A class of methods has been introduced for the analysis of transient behaviors that are masked in MSD analysis, e.g., approaches based on the detection of transient confinement or analysis within sliding windows. Indeed, amongst the important objectives in SPT trajectory analysis there are segmentation and classification, as trajectories typically show heterogeneous motions, reflecting the heterogeneity of the environment, the presence of interactions or other processes. Hidden Markov Models have been exploited quite widely for this task; the state is usually described by a diffusion coefficient and transitions between states with different diffusion coefficients are investigated. A challenge in this area concerns the transitions between states with motions other than pure Brownian, for which a description of states based simply on a diffusion coefficient is not sufficient. The a priori selection of a fixed number of states has also been a limitation of HMM models in some cases, and this has been addressed and overcome in some of the studies we discussed above.

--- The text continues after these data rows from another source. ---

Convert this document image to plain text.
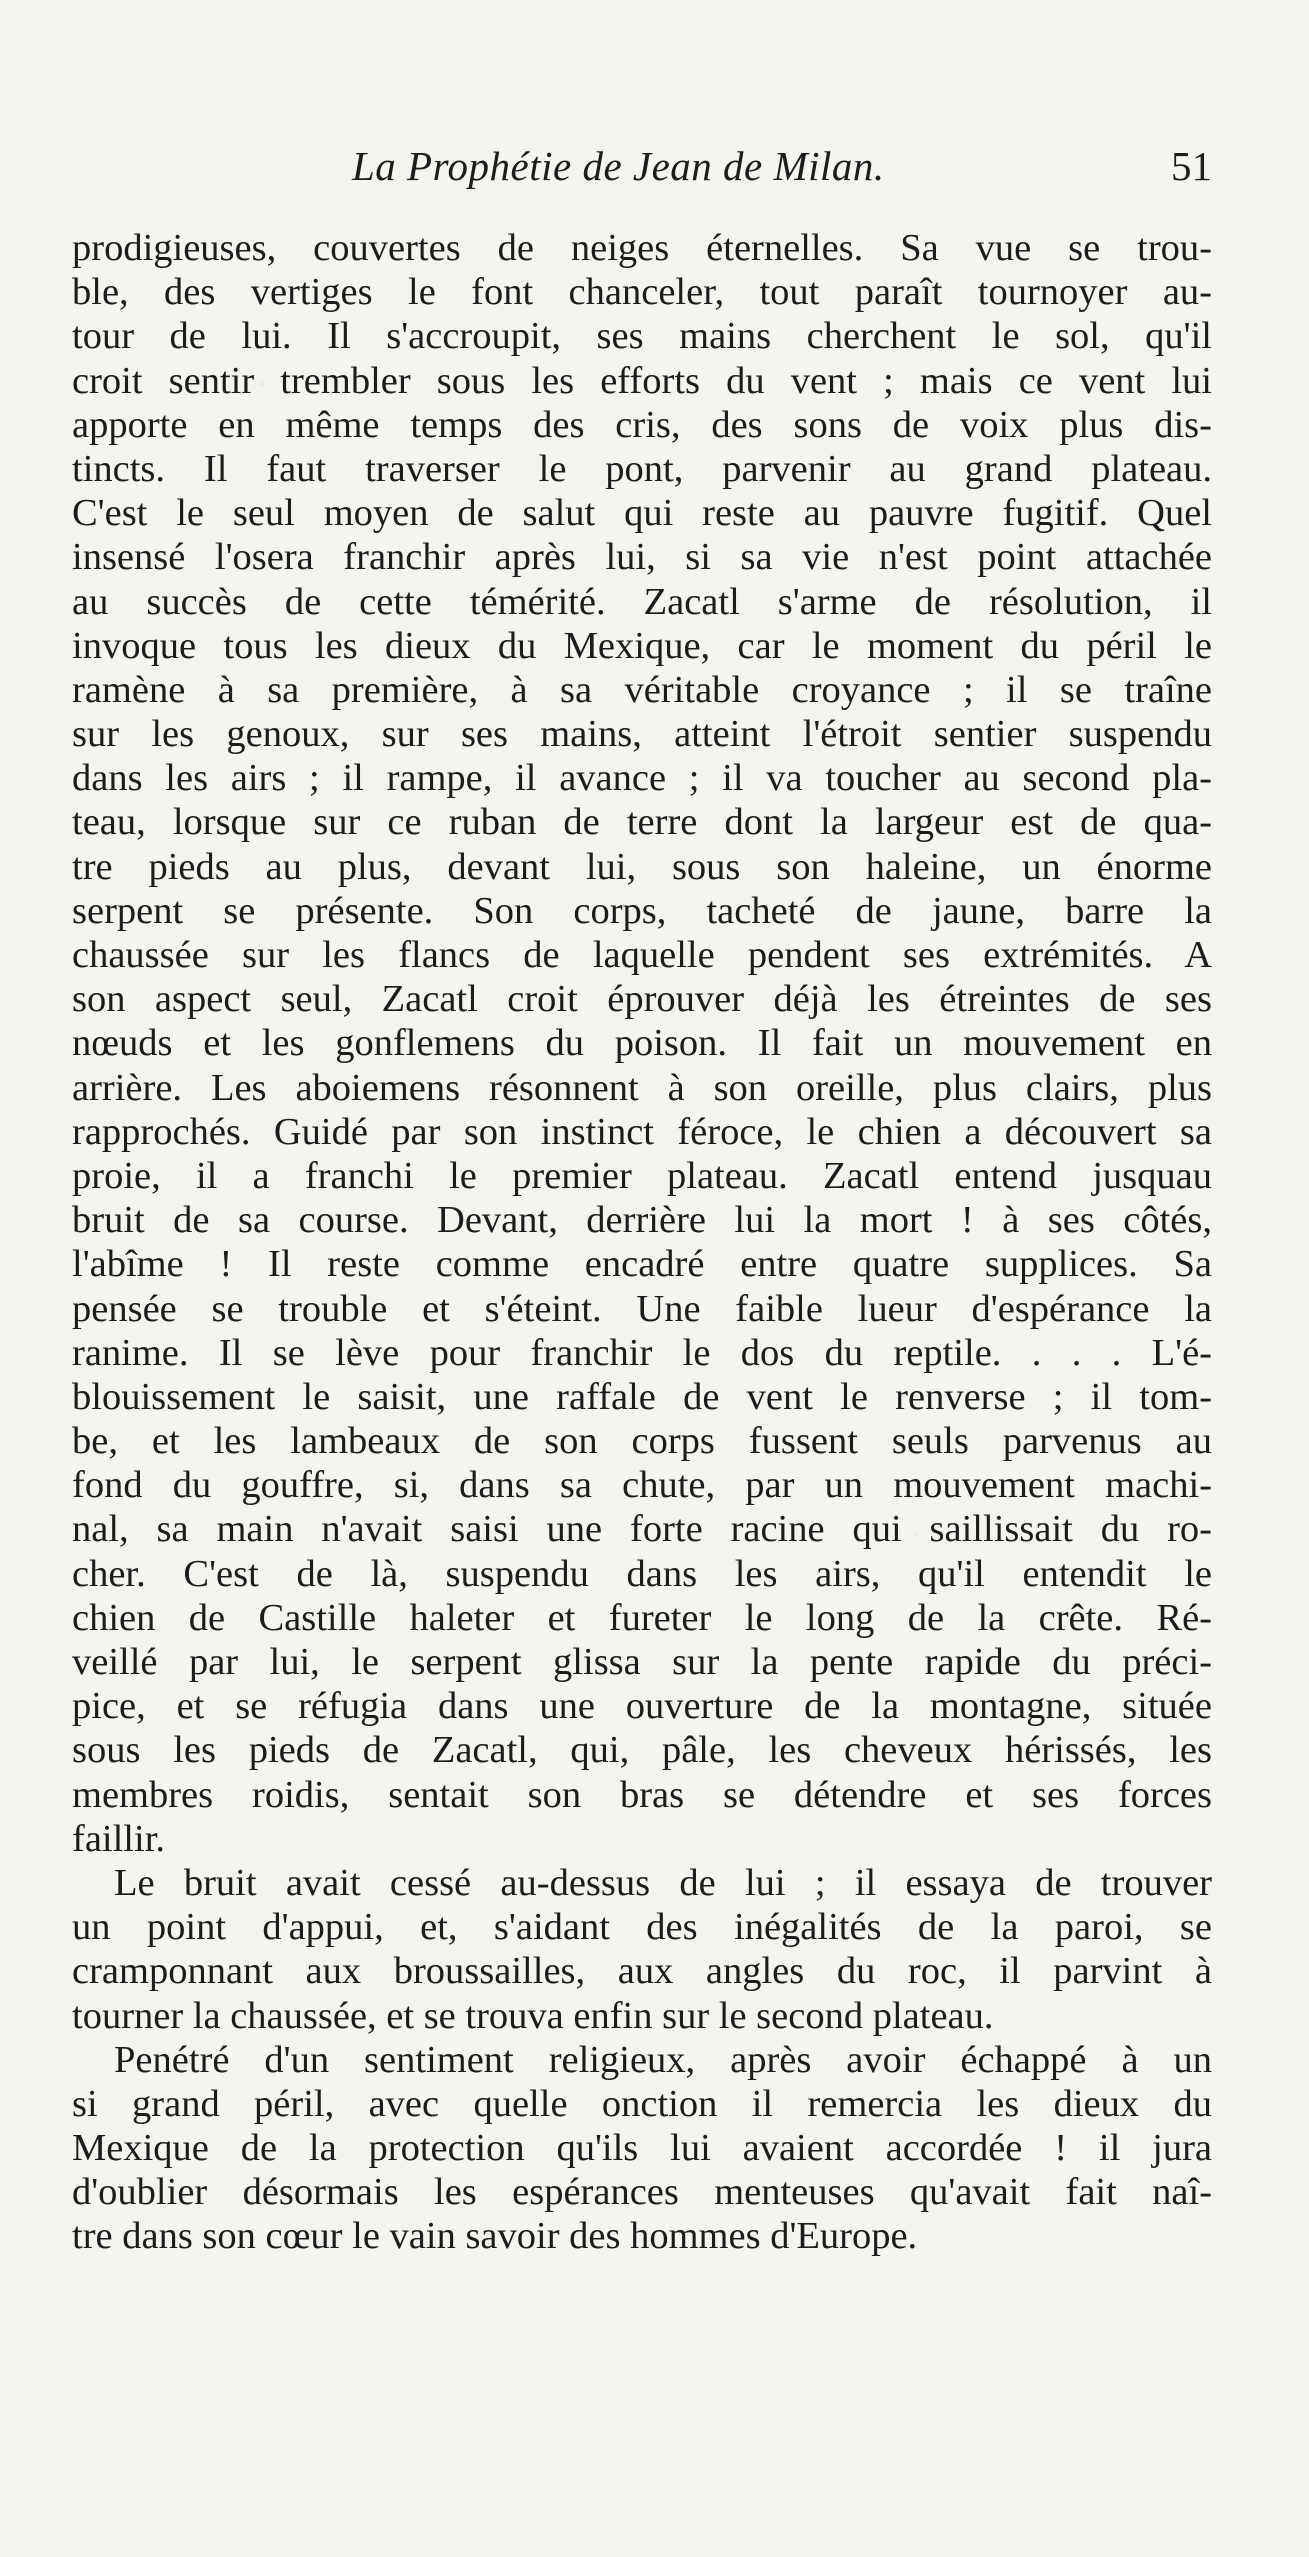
La Prophétie de Jean de Milan.	51
prodigieuses, couvertes de neiges éternelles. Sa vue se trou-
ble, des vertiges le font chanceler, tout paraît tournoyer au-
tour de lui. Il s'accroupit, ses mains cherchent le sol, qu'il
croit sentir trembler sous les efforts du vent ; mais ce vent lui
apporte en même temps des cris, des sons de voix plus dis-
tincts. Il faut traverser le pont, parvenir au grand plateau.
C'est le seul moyen de salut qui reste au pauvre fugitif. Quel
insensé l'osera franchir après lui, si sa vie n'est point attachée
au succès de cette témérité. Zacatl s'arme de résolution, il
invoque tous les dieux du Mexique, car le moment du péril le
ramène à sa première, à sa véritable croyance ; il se traîne
sur les genoux, sur ses mains, atteint l'étroit sentier suspendu
dans les airs ; il rampe, il avance ; il va toucher au second pla-
teau, lorsque sur ce ruban de terre dont la largeur est de qua-
tre pieds au plus, devant lui, sous son haleine, un énorme
serpent se présente. Son corps, tacheté de jaune, barre la
chaussée sur les flancs de laquelle pendent ses extrémités. A
son aspect seul, Zacatl croit éprouver déjà les étreintes de ses
nœuds et les gonflemens du poison. Il fait un mouvement en
arrière. Les aboiemens résonnent à son oreille, plus clairs, plus
rapprochés. Guidé par son instinct féroce, le chien a découvert sa
proie, il a franchi le premier plateau. Zacatl entend jusquau
bruit de sa course. Devant, derrière lui la mort ! à ses côtés,
l'abîme ! Il reste comme encadré entre quatre supplices. Sa
pensée se trouble et s'éteint. Une faible lueur d'espérance la
ranime. Il se lève pour franchir le dos du reptile. . . . L'é-
blouissement le saisit, une raffale de vent le renverse ; il tom-
be, et les lambeaux de son corps fussent seuls parvenus au
fond du gouffre, si, dans sa chute, par un mouvement machi-
nal, sa main n'avait saisi une forte racine qui saillissait du ro-
cher. C'est de là, suspendu dans les airs, qu'il entendit le
chien de Castille haleter et fureter le long de la crête. Ré-
veillé par lui, le serpent glissa sur la pente rapide du préci-
pice, et se réfugia dans une ouverture de la montagne, située
sous les pieds de Zacatl, qui, pâle, les cheveux hérissés, les
membres roidis, sentait son bras se détendre et ses forces
faillir.
Le bruit avait cessé au-dessus de lui ; il essaya de trouver
un point d'appui, et, s'aidant des inégalités de la paroi, se
cramponnant aux broussailles, aux angles du roc, il parvint à
tourner la chaussée, et se trouva enfin sur le second plateau.
Penétré d'un sentiment religieux, après avoir échappé à un
si grand péril, avec quelle onction il remercia les dieux du
Mexique de la protection qu'ils lui avaient accordée ! il jura
d'oublier désormais les espérances menteuses qu'avait fait naî-
tre dans son cœur le vain savoir des hommes d'Europe.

Finally, we described methods based on machine learning. Classification is one of the main tasks nowadays approached with this kind of methods. Therefore, in recent years, many algorithms based on machine learning have been applied to trajectory classification. They use different strategies, from more traditional ML, such as decision trees, to deep learning. Most of these methods are based on a set of track features to be used as input of the ML algorithm that classify the tracks. Different features have been exploited by the different methods: they can be defined in the development of the model, can be expanded by the user in some cases or can be automatically extracted in the case of deep learning. Classification is performed amongst different motion types or in a feature space. Identifying the best set of features is a critical issue and can greatly influence the results. Typically, features consisting of variables calculated with MSD and classical statistics have been used. Also in the field of machine learning, several challenges have been reported, such as lack of interpretability, high time and computational costs for training, difficulties in transfer learning due to the needed or possible training on simulated data. We also reported some freely available software for analyses based on machine learning, exploitable even by users without programming experience.
Despite the numerous available analysis methods, the characterization of anomalous diffusion and track segmentation are active fields, as we have highlighted in the discussion of recently launched competitions. Challenges such as AnDi are useful to compare available methods, to stimulate the development of new ones and to establish common datasets.
In conclusion, the analysis of SPT trajectories encompasses a wide range of methods that are constantly evolving. The traditional MSD is still used and useful and no other one is as widespread and established; however, alternative methods can now help to overcome its limitations. A successful strategy may use a combined approach that takes advantage of more methods, such as a combination of classical statistics and machine learning. This review can be a useful guide to identify methods suitable for the situation of interest, and an inspiration for new ideas and improvements.